I temi delle nozze e dell’abito si ritrovano nel libro dell’Apocalisse.
In oriente il re regalava ai convitati anche l'abito nuziale, senza specificare che dovesse essere dato soltanto ai buoni.
L’assenza di abito nuziale è indizio ben più grave di una semplice carenza di educazione; è la privazione di quelle opere e qualità morali che possono ammettere al Regno di Dio e al suo banchetto. Non è sufficiente la vocazione a un compito, bisogna anche adempierlo con fedeltà e impegno così da diventare eletti: termine che non significa privilegiati, bensì ammessi alla festa finale. 
12 Gli disse: "Amico, come mai sei entrato qui senza l'abito nuziale?
Il termine Amico nel vangelo di Matteo appare tre volte e sempre in senso negativo. Nella bocca del re questo appellativo sottolinea l’aspetto benevolo e la gratuità del re (Dio) contro l’ingratitudine dell’invitato.
13 Allora il re ordinò ai servi: "Legatelo mani e piedi e gettatelo fuori nelle tenebre; là sarà pianto e stridore di denti".
Questa scena finale, piuttosto sconcertante, ispirata alla terribile distruzione di Gerusalemme e del tempio ad opera dei Romani nel 70 d.C., è introdotta solo da Matteo, e alcuni studiosi pensano persino che si tratti di un’altra parabola “incollata” a quella del banchetto nuziale, nota anche a Luca.
In essa Matteo vuole ammonire la sua comunità perché riaffermi la fedeltà al messaggio di Cristo.

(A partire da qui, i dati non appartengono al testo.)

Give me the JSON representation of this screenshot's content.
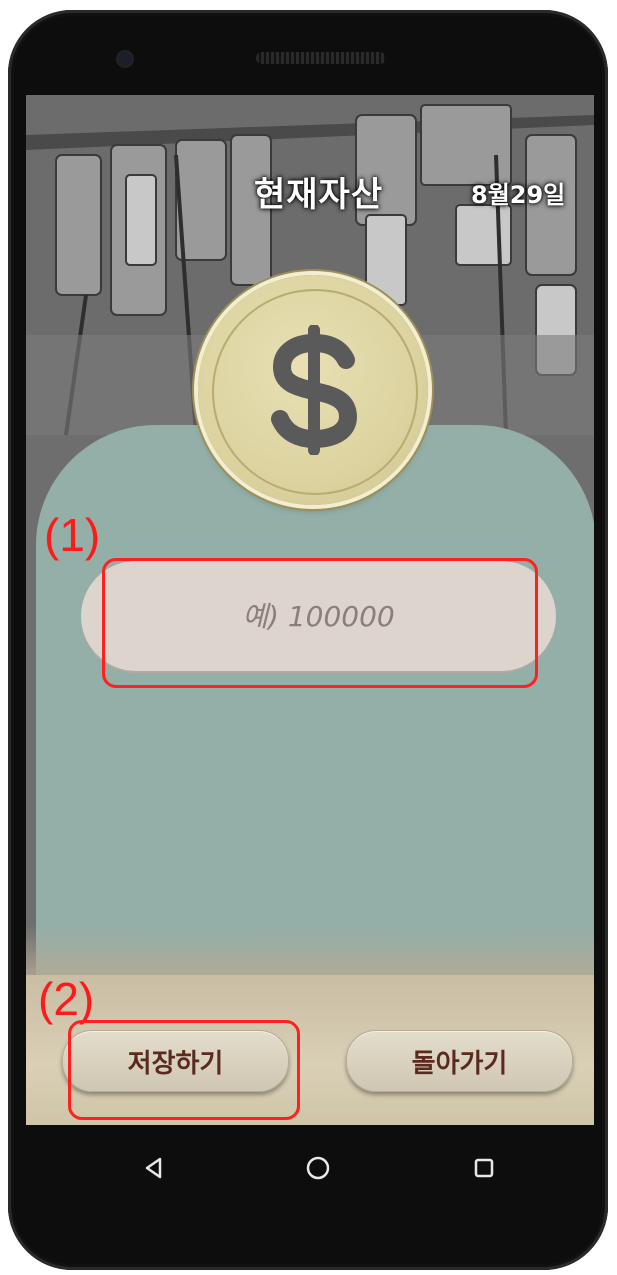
{
  "app": {
    "title": "현재자산",
    "date": "8월29일"
  },
  "input": {
    "placeholder": "예) 100000",
    "value": ""
  },
  "buttons": {
    "save_label": "저장하기",
    "back_label": "돌아가기"
  },
  "coin": {
    "icon": "dollar-sign-icon"
  },
  "navbar": {
    "back_icon": "back-triangle-icon",
    "home_icon": "home-circle-icon",
    "recents_icon": "recents-square-icon"
  },
  "annotations": {
    "label_1": "(1)",
    "label_2": "(2)"
  },
  "colors": {
    "panel": "#93afa8",
    "input_bg": "#ddd4cd",
    "button_text": "#5b2a1f",
    "annotation": "#ff2020"
  }
}
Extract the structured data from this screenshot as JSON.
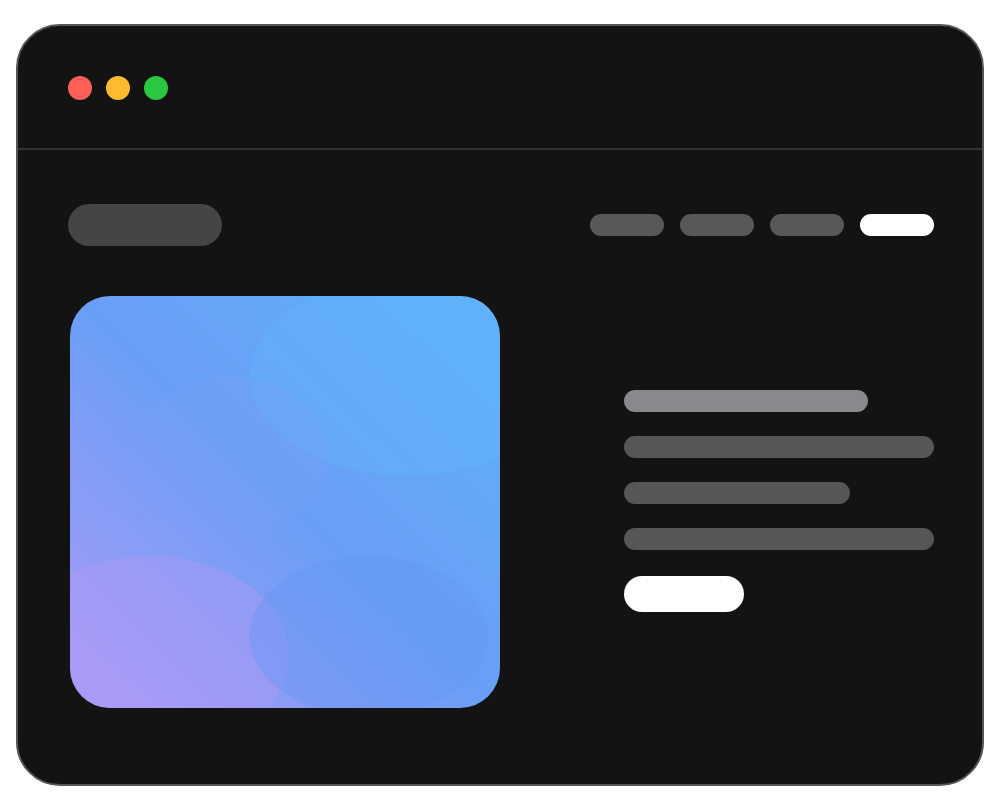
{
  "window": {
    "controls": [
      {
        "color": "#fe5f58"
      },
      {
        "color": "#febb2e"
      },
      {
        "color": "#29c840"
      }
    ]
  },
  "nav": {
    "items": [
      {
        "selected": false
      },
      {
        "selected": false
      },
      {
        "selected": false
      },
      {
        "selected": true
      }
    ]
  }
}
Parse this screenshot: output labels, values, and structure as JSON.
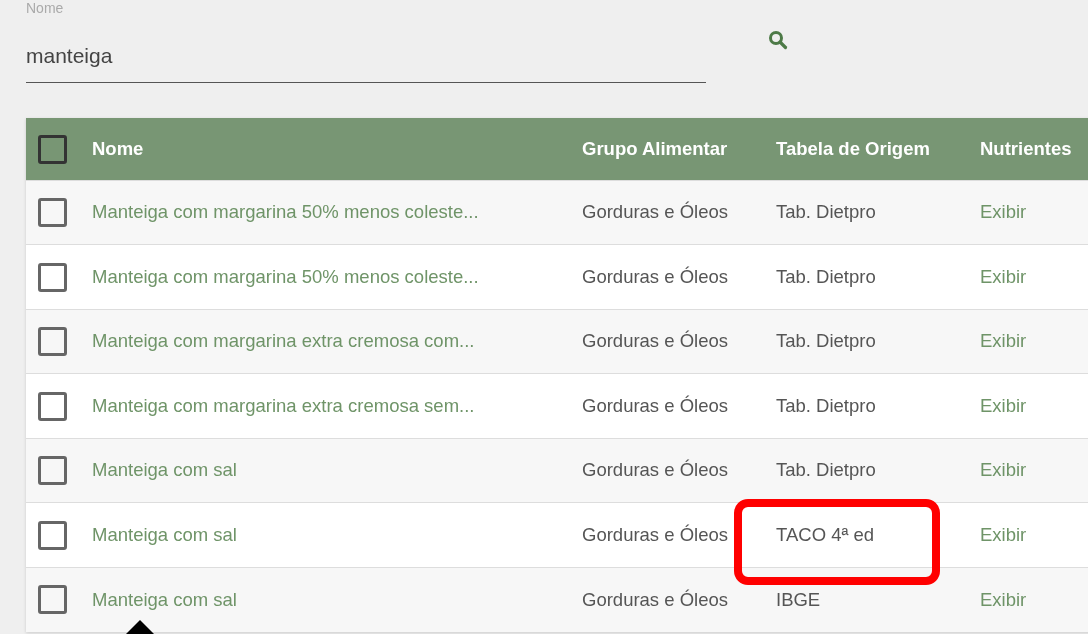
{
  "search": {
    "label": "Nome",
    "value": "manteiga"
  },
  "table": {
    "select_all": {
      "checked": false
    },
    "columns": [
      "Nome",
      "Grupo Alimentar",
      "Tabela de Origem",
      "Nutrientes"
    ],
    "rows": [
      {
        "checked": false,
        "name": "Manteiga com margarina 50% menos coleste...",
        "group": "Gorduras e Óleos",
        "source": "Tab. Dietpro",
        "action": "Exibir"
      },
      {
        "checked": false,
        "name": "Manteiga com margarina 50% menos coleste...",
        "group": "Gorduras e Óleos",
        "source": "Tab. Dietpro",
        "action": "Exibir"
      },
      {
        "checked": false,
        "name": "Manteiga com margarina extra cremosa com...",
        "group": "Gorduras e Óleos",
        "source": "Tab. Dietpro",
        "action": "Exibir"
      },
      {
        "checked": false,
        "name": "Manteiga com margarina extra cremosa sem...",
        "group": "Gorduras e Óleos",
        "source": "Tab. Dietpro",
        "action": "Exibir"
      },
      {
        "checked": false,
        "name": "Manteiga com sal",
        "group": "Gorduras e Óleos",
        "source": "Tab. Dietpro",
        "action": "Exibir"
      },
      {
        "checked": false,
        "name": "Manteiga com sal",
        "group": "Gorduras e Óleos",
        "source": "TACO 4ª ed",
        "action": "Exibir",
        "highlighted": true
      },
      {
        "checked": false,
        "name": "Manteiga com sal",
        "group": "Gorduras e Óleos",
        "source": "IBGE",
        "action": "Exibir",
        "pointed": true
      }
    ]
  }
}
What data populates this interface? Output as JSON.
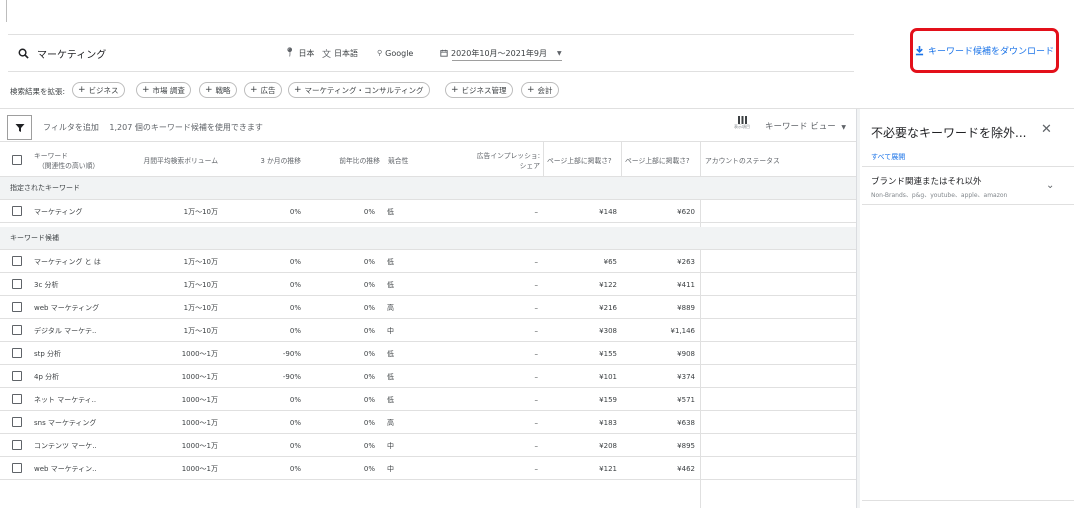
{
  "toolbar": {
    "search_value": "マーケティング",
    "location": "日本",
    "language": "日本語",
    "network": "Google",
    "date_range": "2020年10月～2021年9月",
    "download_label": "キーワード候補をダウンロード"
  },
  "expand": {
    "label": "検索結果を拡張:",
    "chips": [
      "ビジネス",
      "市場 調査",
      "戦略",
      "広告",
      "マーケティング・コンサルティング",
      "ビジネス管理",
      "会計"
    ]
  },
  "filter": {
    "add_label": "フィルタを追加",
    "count_text": "1,207 個のキーワード候補を使用できます",
    "columns_label": "表示項目",
    "view_label": "キーワード ビュー"
  },
  "table": {
    "headers": {
      "keyword_line1": "キーワード",
      "keyword_line2": "（関連性の高い順）",
      "volume": "月間平均検索ボリューム",
      "three_month": "3 か月の推移",
      "yoy": "前年比の推移",
      "competition": "競合性",
      "impression_line1": "広告インプレッショ:",
      "impression_line2": "シェア",
      "top_low": "ページ上部に掲載さ?",
      "top_high": "ページ上部に掲載さ?",
      "account_status": "アカウントのステータス"
    },
    "section_specified": "指定されたキーワード",
    "specified_rows": [
      {
        "keyword": "マーケティング",
        "volume": "1万～10万",
        "three_month": "0%",
        "yoy": "0%",
        "competition": "低",
        "impression": "–",
        "low": "¥148",
        "high": "¥620"
      }
    ],
    "section_ideas": "キーワード候補",
    "idea_rows": [
      {
        "keyword": "マーケティング と は",
        "volume": "1万～10万",
        "three_month": "0%",
        "yoy": "0%",
        "competition": "低",
        "impression": "–",
        "low": "¥65",
        "high": "¥263"
      },
      {
        "keyword": "3c 分析",
        "volume": "1万～10万",
        "three_month": "0%",
        "yoy": "0%",
        "competition": "低",
        "impression": "–",
        "low": "¥122",
        "high": "¥411"
      },
      {
        "keyword": "web マーケティング",
        "volume": "1万～10万",
        "three_month": "0%",
        "yoy": "0%",
        "competition": "高",
        "impression": "–",
        "low": "¥216",
        "high": "¥889"
      },
      {
        "keyword": "デジタル マーケテ..",
        "volume": "1万～10万",
        "three_month": "0%",
        "yoy": "0%",
        "competition": "中",
        "impression": "–",
        "low": "¥308",
        "high": "¥1,146"
      },
      {
        "keyword": "stp 分析",
        "volume": "1000～1万",
        "three_month": "-90%",
        "yoy": "0%",
        "competition": "低",
        "impression": "–",
        "low": "¥155",
        "high": "¥908"
      },
      {
        "keyword": "4p 分析",
        "volume": "1000～1万",
        "three_month": "-90%",
        "yoy": "0%",
        "competition": "低",
        "impression": "–",
        "low": "¥101",
        "high": "¥374"
      },
      {
        "keyword": "ネット マーケティ..",
        "volume": "1000～1万",
        "three_month": "0%",
        "yoy": "0%",
        "competition": "低",
        "impression": "–",
        "low": "¥159",
        "high": "¥571"
      },
      {
        "keyword": "sns マーケティング",
        "volume": "1000～1万",
        "three_month": "0%",
        "yoy": "0%",
        "competition": "高",
        "impression": "–",
        "low": "¥183",
        "high": "¥638"
      },
      {
        "keyword": "コンテンツ マーケ..",
        "volume": "1000～1万",
        "three_month": "0%",
        "yoy": "0%",
        "competition": "中",
        "impression": "–",
        "low": "¥208",
        "high": "¥895"
      },
      {
        "keyword": "web マーケティン..",
        "volume": "1000～1万",
        "three_month": "0%",
        "yoy": "0%",
        "competition": "中",
        "impression": "–",
        "low": "¥121",
        "high": "¥462"
      }
    ]
  },
  "panel": {
    "title": "不必要なキーワードを除外...",
    "expand_all": "すべて展開",
    "item_title": "ブランド関連またはそれ以外",
    "item_sub": "Non-Brands、p&g、youtube、apple、amazon"
  },
  "icons": {
    "search": "search-icon",
    "location": "location-pin-icon",
    "language": "translate-icon",
    "network": "network-icon",
    "calendar": "calendar-icon",
    "download": "download-icon",
    "filter": "filter-icon",
    "columns": "columns-icon",
    "close": "close-icon",
    "chevron": "chevron-down-icon"
  },
  "colors": {
    "accent": "#1a73e8",
    "highlight_box": "#e3101a"
  }
}
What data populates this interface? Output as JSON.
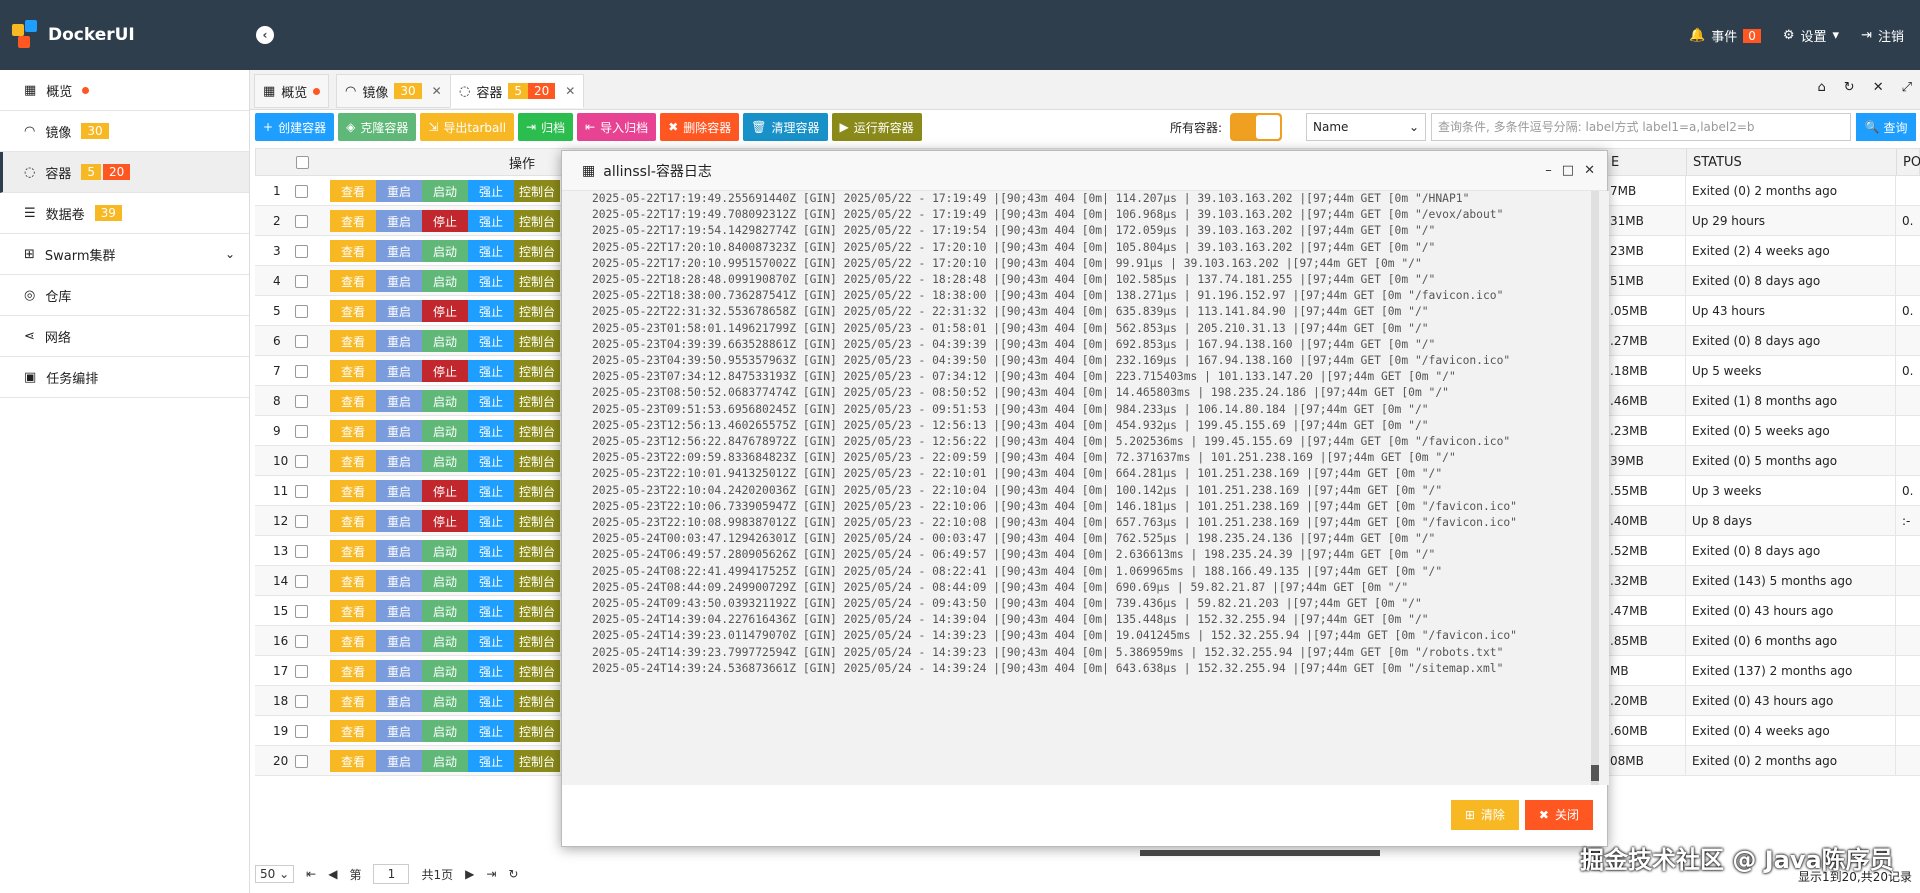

Le tenebre esterne sono immagine di una realtà priva di futuro, dove si fa sentire la frustrazione per aver perso una occasione unica. L’immagine è tipica nel linguaggio biblico rabbinico, per indicare il fallimento della propria esistenza.
14 Perché molti sono chiamati, ma pochi eletti.
La frase finale inizia con un’immagine positiva: molti (=un semitismo che significa tutti) sono chiamati alla proposta di Vita con Dio.

Poche serie considerazioni

- Bella la sottolineatura della presenza di buoni e cattivi nella sala: la salvezza è offerta a tutti (non sentiamoci migliori di nessuno).
- Poniamoci qualche domanda su quale atteggiamento assumiamo di fronte all´invito di partecipare al Regno della vera Vita. A quale gruppo di invitati somigliamo? agli indifferenti? a chi non ha tempo per chi ha bisogno perché guarda solo ai suoi bisogni? in quale Dio crediamo, nel Dio dei castighi o in quello che invita alla festa e alla gioia? o non crediamo concretamente in nessun Dio?
- In questo nostro tempo splendido e confuso non ci accorgiamo che l’esistenza a cui siamo ciecamente attaccati è un frammento di eterno colmo di inviti, se abbiamo un cuore in grado di accogliere e di condividere.
- L'invito alla convivialità è invito a passare dall'economia delle cose all'economia delle persone, a trovare il tempo per chi incontriamo nel nostro percorso di esistenza, per Dio, per la vita interiore.